En matière d'immobilier, il existe de nombreuses idées reçues, notamment concernant les primo-accédants. Beaucoup sont infondées. Démonstration !

1 "Les primo-accédants sont exclus du marché"

La situation évolue favorablement et les banques se plient aujourd'hui en quatre pour soutenir l'accession à la propriété des primo-accédants. Mais évidemment, à certaines conditions ! Ils doivent, par exemple, prouver leur stabilité financière.

Le taux d'endettement ne doit pas dépasser 33 %. Ils doivent avoir des revenus réguliers et stables, pas d'autres crédits en cours... Si c'est le cas, ils deviennent une cible privilégiée des établissements bancaires qui essaient de leur proposer des taux particulièrement avantageux.

2 "À partir d'octobre 2014, le PTZ ne sera plus réservé aux primo-accédants"

Le PTZ est un prêt sans intérêts, réservé exclusivement aux personnes achetant leur première résidence principale (les primo-accédants). Accordé sous conditions de ressources, il vient en complément des autres emprunts et de l'apport personnel. En octobre 2014, le PTZ évolue.  Pour tenter de relancer l'accession à la propriété, le gouvernement a décidé de relever le montant du prêt à taux zéro dans le neuf et de l'élargir à l'ancien avec travaux dans les zones rurales.

3 "Les primo-accédants peuvent acheter sans apport"

Le passage par la case "apport personnel" semble inéluctable aujourd'hui. Les banques exigent généralement que le futur acquéreur soit capable de financer au moins 10 % du prix du bien, de quoi couvrir les frais de notaire et la garantie du prêt.

4 "Le PTZ est la seule aide pour les primo-accédants"

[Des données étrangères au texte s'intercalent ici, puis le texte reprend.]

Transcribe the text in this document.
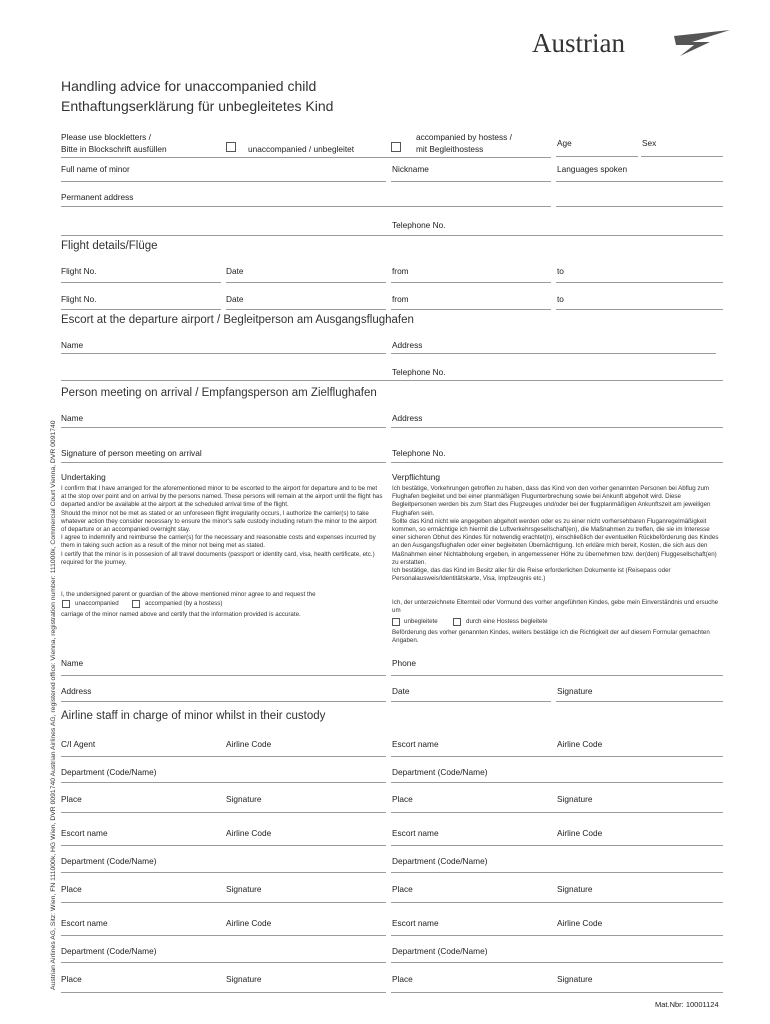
Austrian
Handling advice for unaccompanied child
Enthaftungserklärung für unbegleitetes Kind
Please use blockletters /
Bitte in Blockschrift ausfüllen	unaccompanied / unbegleitet
accompanied by hostess /
mit Begleithostess
Age	Sex
Full name of minor	Nickname	Languages spoken
Permanent address
Telephone No.
Flight details/Flüge
Flight No.	Date	from	to
Flight No.	Date	from	to
Escort at the departure airport / Begleitperson am Ausgangsflughafen
Name	Address
Telephone No.
Person meeting on arrival / Empfangsperson am Zielflughafen
Name	Address
Signature of person meeting on arrival	Telephone No.
Undertaking	Verpflichtung
I confirm that I have arranged for the aforementioned minor to be escorted to the airport for departure and to be met at the stop over point and on arrival by the persons named. These persons will remain at the airport until the flight has departed and/or be available at the airport at the scheduled arrival time of the flight.
Should the minor not be met as stated or an unforeseen flight irregularity occurs, I authorize the carrier(s) to take whatever action they consider necessary to ensure the minor's safe custody including return the minor to the airport of departure or an accompanied overnight stay.
I agree to indemnify and reimburse the carrier(s) for the necessary and reasonable costs and expenses incurred by them in taking such action as a result of the minor not being met as stated.
I certify that the minor is in possesion of all travel documents (passport or identity card, visa, health certificate, etc.) required for the journey.
I, the undersigned parent or guardian of the above mentioned minor agree to and request the
unaccompanied	accompanied (by a hostess)
carriage of the minor named above and certify that the information provided is accurate.
Ich bestätige, Vorkehrungen getroffen zu haben, dass das Kind von den vorher genannten Personen bei Abflug zum Flughafen begleitet und bei einer planmäßigen Flugunterbrechung sowie bei Ankunft abgeholt wird. Diese Begleitpersonen werden bis zum Start des Flugzeuges und/oder bei der flugplanmäßigen Ankunftszeit am jeweiligen Flughafen sein.
Sollte das Kind nicht wie angegeben abgeholt werden oder es zu einer nicht vorhersehbaren Fluganregelmäßigkeit kommen, so ermächtige ich hiermit die Luftverkehrsgesellschaft(en), die Maßnahmen zu treffen, die sie im Interesse einer sicheren Obhut des Kindes für notwendig erachtet(n), einschließlich der eventuellen Rückbeförderung des Kindes an den Ausgangsflughafen oder einer begleiteten Übernächtigung. Ich erkläre mich bereit, Kosten, die sich aus den Maßnahmen einer Nichtabholung ergeben, in angemessener Höhe zu übernehmen bzw. der(den) Fluggesellschaft(en) zu erstatten.
Ich bestätige, das das Kind im Besitz aller für die Reise erforderlichen Dokumente ist (Reisepass oder Personalausweis/Identitätskarte, Visa, Impfzeugnis etc.)
Ich, der unterzeichnete Elternteil oder Vormund des vorher angeführten Kindes, gebe mein Einverständnis und ersuche um
unbegleitete	durch eine Hostess begleitete
Beförderung des vorher genannten Kindes, weiters bestätige ich die Richtigkeit der auf diesem Formular gemachten Angaben.
Name	Phone
Address	Date	Signature
Airline staff in charge of minor whilst in their custody
C/I Agent	Airline Code	Escort name	Airline Code
Department (Code/Name)	Department (Code/Name)
Place	Signature	Place	Signature
Escort name	Airline Code	Escort name	Airline Code
Department (Code/Name)	Department (Code/Name)
Place	Signature	Place	Signature
Escort name	Airline Code	Escort name	Airline Code
Department (Code/Name)	Department (Code/Name)
Place	Signature	Place	Signature
Austrian Airlines AG, Sitz: Wien, FN 111000k, HG Wien, DVR 0091740 Austrian Airlines AG, registered office: Vienna, registration number: 111000k, Commercial Court Vienna, DVR 0091740
Mat.Nbr: 10001124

Plusieurs prêts aidés permettent de booster l'apport des primo-accédants. La plupart sont soumis à conditions de ressources :

  • Prêt action logement (ancien 1 % logement) pour les salariés du privé. La demande de prêt doit être déposée par le salarié auprès de son employeur.
  • Prêt d'accession sociale pour ceux qui  bénéficient des APL (allocations logement).   Prêts proposés par les caisses de retraite complémentaires, les mutuelles et les collectivités.

De nombreuses collectivités locales (région, département, agglomération, commune) accordent des micro-prêts à taux bonifiés pour soutenir les primo-accédants.
Les aides peuvent servir à financer un logement neuf ou ancien, avec ou sans travaux. Parfois, ces crédits aidés sont cumulables.

Contactez votre commune ou votre département avant d'élaborer votre plan de financement.
Consultez aussi le site de l'Anil, dans la rubrique "aides des collectivités locales".

5 "La loi Duflot (Pinel) ne concerne pas les primo-accédants"

Cette loi s'adresse à tous les investisseurs. Depuis septembre 2014, elle leur laisse le choix de s'engager à louer leur bien pour 6, 9 ou 12 ans. Mais le logement doit se situer dans une zone géographique éligible, être neuf ou en l'état futur d'achèvement (VEFA) et respecter les critères d'efficacité énergétique en vigueur (RT 2012).

À savoir : les propriétaires ont désormais le droit de louer le logement défiscalisé à leurs ascendants ou descendants.